Mobileye Global announced on June 16, 2026, that it will launch its own commercial robotaxi service in the United States in 2027. The company has spent years selling self-driving technology to other companies. Now it is entering the market as an operator — running its own fleet of robotaxis. That is a structural shift that changes how Mobileye competes.

The initial launch will cover approximately 100 vehicles in a single major U.S. city, according to Reuters. Mobileye's stated target is to scale that fleet to roughly 17,000 vehicles over the following five years. The service will run on Mobileye Drive, the company's full-stack driverless system — meaning all the software, sensors, and compute hardware packaged together — designed to power robotaxis without requiring a traditional car manufacturer as a middleman.

CEO Prof. Amnon Shashua signaled this direction at CES 2026, saying that robotaxi systems had matured enough to deploy commercially and that cheaper sensors would make the business economics work. The 2027 U.S. launch is the company following through on that message.
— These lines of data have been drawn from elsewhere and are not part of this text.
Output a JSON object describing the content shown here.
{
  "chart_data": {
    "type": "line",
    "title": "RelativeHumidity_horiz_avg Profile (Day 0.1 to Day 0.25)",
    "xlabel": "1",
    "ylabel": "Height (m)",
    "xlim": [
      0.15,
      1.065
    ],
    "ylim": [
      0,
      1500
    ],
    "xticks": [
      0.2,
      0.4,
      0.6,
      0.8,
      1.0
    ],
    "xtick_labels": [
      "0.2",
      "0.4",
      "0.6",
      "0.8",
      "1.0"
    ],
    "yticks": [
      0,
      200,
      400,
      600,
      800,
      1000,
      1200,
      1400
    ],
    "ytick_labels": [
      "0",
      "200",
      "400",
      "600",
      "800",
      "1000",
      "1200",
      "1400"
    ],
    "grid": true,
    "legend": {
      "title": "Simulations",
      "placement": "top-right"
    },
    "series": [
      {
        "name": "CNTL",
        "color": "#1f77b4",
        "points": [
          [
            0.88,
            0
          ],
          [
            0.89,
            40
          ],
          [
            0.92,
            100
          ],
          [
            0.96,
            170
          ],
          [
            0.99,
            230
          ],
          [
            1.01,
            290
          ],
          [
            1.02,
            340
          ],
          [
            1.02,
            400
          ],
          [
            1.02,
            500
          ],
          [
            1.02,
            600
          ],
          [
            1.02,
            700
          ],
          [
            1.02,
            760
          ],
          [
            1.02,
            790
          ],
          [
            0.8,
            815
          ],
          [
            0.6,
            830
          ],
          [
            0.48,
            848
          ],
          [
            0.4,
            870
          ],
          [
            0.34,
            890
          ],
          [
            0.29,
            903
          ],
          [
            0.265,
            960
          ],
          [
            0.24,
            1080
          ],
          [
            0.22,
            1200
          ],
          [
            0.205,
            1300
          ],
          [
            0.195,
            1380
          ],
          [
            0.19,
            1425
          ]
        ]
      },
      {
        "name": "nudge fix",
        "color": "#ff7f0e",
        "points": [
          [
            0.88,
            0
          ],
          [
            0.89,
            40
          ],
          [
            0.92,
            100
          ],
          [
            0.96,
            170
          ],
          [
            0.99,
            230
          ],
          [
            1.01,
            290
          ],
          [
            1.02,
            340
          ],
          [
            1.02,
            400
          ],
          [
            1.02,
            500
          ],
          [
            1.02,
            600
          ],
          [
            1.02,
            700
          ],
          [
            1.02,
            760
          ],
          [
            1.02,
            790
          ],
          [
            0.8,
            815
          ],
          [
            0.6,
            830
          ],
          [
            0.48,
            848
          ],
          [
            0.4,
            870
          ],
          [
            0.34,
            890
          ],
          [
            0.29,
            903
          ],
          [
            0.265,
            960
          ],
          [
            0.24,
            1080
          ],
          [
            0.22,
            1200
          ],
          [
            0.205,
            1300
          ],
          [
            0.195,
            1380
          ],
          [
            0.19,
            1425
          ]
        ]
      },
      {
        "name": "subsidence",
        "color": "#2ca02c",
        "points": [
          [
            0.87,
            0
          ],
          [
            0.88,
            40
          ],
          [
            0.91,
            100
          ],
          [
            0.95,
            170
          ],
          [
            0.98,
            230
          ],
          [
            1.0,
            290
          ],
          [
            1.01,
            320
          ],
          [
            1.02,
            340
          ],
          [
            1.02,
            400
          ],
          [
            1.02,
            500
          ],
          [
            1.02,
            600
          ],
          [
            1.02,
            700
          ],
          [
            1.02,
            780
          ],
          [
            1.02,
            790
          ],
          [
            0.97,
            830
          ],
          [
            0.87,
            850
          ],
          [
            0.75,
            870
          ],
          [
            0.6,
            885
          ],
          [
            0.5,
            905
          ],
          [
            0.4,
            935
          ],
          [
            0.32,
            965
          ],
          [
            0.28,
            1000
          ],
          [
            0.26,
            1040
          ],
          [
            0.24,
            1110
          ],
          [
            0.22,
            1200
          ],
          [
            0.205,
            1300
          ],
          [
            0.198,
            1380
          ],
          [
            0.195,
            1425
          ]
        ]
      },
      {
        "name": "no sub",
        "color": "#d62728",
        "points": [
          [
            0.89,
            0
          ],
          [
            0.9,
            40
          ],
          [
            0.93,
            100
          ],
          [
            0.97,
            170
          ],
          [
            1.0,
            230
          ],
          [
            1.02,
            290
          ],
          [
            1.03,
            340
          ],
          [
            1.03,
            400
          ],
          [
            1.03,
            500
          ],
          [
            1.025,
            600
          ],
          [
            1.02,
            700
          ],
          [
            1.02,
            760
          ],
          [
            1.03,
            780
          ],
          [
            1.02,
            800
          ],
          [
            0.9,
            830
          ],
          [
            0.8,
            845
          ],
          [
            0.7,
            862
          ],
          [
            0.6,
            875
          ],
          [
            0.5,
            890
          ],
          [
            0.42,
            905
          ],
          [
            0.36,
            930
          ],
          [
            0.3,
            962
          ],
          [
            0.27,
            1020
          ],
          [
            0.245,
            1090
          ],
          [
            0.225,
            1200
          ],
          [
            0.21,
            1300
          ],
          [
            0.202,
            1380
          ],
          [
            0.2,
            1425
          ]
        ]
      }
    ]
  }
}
The Problem with Selling and Competing at the Same Time

Here is the core tension. Mobileye currently sells its self-driving technology to Volkswagen and MOIA, a mobility operator backed by VW, according to TechCrunch. By launching its own robotaxi service, Mobileye steps into direct competition with the same companies it supplies. You are both their technology vendor and their competitor.

This pattern appears elsewhere in tech history. Platform makers — companies that build technology others run on — have sometimes moved downstream into markets their customers occupy. Sometimes it works out. Sometimes it damages those customer relationships and pushes them toward alternative suppliers. Mobileye's parent company is Intel, which has navigated this exact dynamic across its own history. Whether Mobileye Drive is good enough that operator-customers accept the arrangement, or whether it accelerates their search for other suppliers, is unclear at this stage.

A Parallel Launch in Japan

Alongside the U.S. announcement, Mobileye and Japanese mobility operator WILLER have agreed to launch an autonomous robotaxi service in Japan. Full details on timing and terms were not disclosed, but the parallel track suggests Mobileye is pursuing robotaxi operations across multiple countries rather than testing a single U.S. city.

Japan's regulatory environment for autonomous vehicles is still evolving, with some early deployments already running in specific regions. A foreign technology company entering through a local operator partner like WILLER — which already runs intercity and regional transport services — fits how Japan typically prefers foreign companies to operate: under local accountability and partnership.

What the Numbers Actually Tell Us

Mobileye's plan to grow from 100 vehicles in year one to 17,000 over five years warrants a realistic assessment. One hundred vehicles is not a small pilot. It is large enough to generate real data on rare edge cases, maintenance requirements, and whether the business actually makes money per vehicle. But it is small enough to control liability and regulatory exposure in a single city.

The 17,000 target is a planning goal, not a binding commitment. Waymo, which has operated robotaxis longer than anyone else in the United States, spent years in Phoenix, San Francisco, and Los Angeles collecting operational data before expanding. Mobileye's growth plan assumes favorable regulatory approval and steady drops in the cost of sensors — particularly lidar, a key component for seeing the road — that may or may not occur on schedule.

Shashua's CES comments about sensor costs matter directly here. Robotaxi economics are not primarily limited by software right now. They are limited by hardware — the cost of lidar, cameras, and the computing unit in each vehicle. If Mobileye's internal roadmap on sensor costs holds, the 17,000-vehicle target becomes more achievable. If it slips, the business model becomes harder.

What the 2027 launch does establish is that Mobileye will hold operational and financial risk on its own books — not simply license its technology and collect per-vehicle fees from others. That commitment carries weight. Over the next two to three years, it will show whether Mobileye Drive can actually run a commercial robotaxi operation at scale without a large, well-funded parent company absorbing the losses and surprises that inevitably arise.